Wine, dont le vrai nom est Robert Kyagulanyi Ssentamu, a dénoncé les résultats comme étant fabriqués et a allégué de nombreuses irrégularités électorales, notamment l'enlèvement de personnel électoral. Il a exhorté ses partisans à organiser des manifestations pacifiques pour exiger la publication de ce qu'il considère comme les résultats exacts. « C'était un faux résultat », a déclaré Wine, ajoutant que les forces de sécurité avaient perquisitionné son domicile vendredi, ce qui l'avait incité à fuir pour éviter d'être arrêté. Son parti politique a également affirmé qu'il avait été enlevé de son domicile.
Museveni, 81 ans, est président de l'Ouganda depuis 40 ans, ce qui fait de lui le troisième chef d'État non royal ayant exercé le plus longtemps ses fonctions dans le monde. Son long mandat a été marqué par des périodes de croissance économique et de stabilité, ainsi que par des préoccupations concernant les droits de l'homme et la répression politique.
L'élection s'est déroulée dans un contexte de tensions accrues et de répression des rassemblements de l'opposition. Les observateurs internationaux ont exprimé des inquiétudes quant à l'équité et à la transparence du processus électoral. Le gouvernement ougandais a défendu sa conduite, invoquant la nécessité de maintenir la sécurité et d'empêcher la diffusion de fausses informations.
Les États-Unis et l'Union européenne ont appelé à une enquête approfondie sur les allégations de fraude et d'irrégularités. Ils ont également exhorté toutes les parties à s'abstenir de toute violence et à résoudre leurs différends par des moyens pacifiques.

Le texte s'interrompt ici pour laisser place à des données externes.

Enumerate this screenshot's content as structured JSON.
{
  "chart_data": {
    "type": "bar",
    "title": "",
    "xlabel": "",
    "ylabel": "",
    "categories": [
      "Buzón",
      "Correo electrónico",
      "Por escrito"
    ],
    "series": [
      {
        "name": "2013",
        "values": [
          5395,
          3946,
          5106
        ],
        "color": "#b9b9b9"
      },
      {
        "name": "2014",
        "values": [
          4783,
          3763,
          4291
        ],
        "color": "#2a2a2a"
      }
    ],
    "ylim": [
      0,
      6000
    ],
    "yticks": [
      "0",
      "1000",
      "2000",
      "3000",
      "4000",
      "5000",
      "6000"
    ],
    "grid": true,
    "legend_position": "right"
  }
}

L'issue de l'élection et la réponse qui y sera apportée auront probablement des conséquences importantes pour l'avenir politique de l'Ouganda et ses relations avec la communauté internationale. Actuellement, Wine appelle à des manifestations pacifiques, tandis que le gouvernement de Museveni n'a pas encore répondu aux allégations de fraude. D'autres développements sont attendus à mesure que les observateurs internationaux publient leurs rapports et que la situation évolue.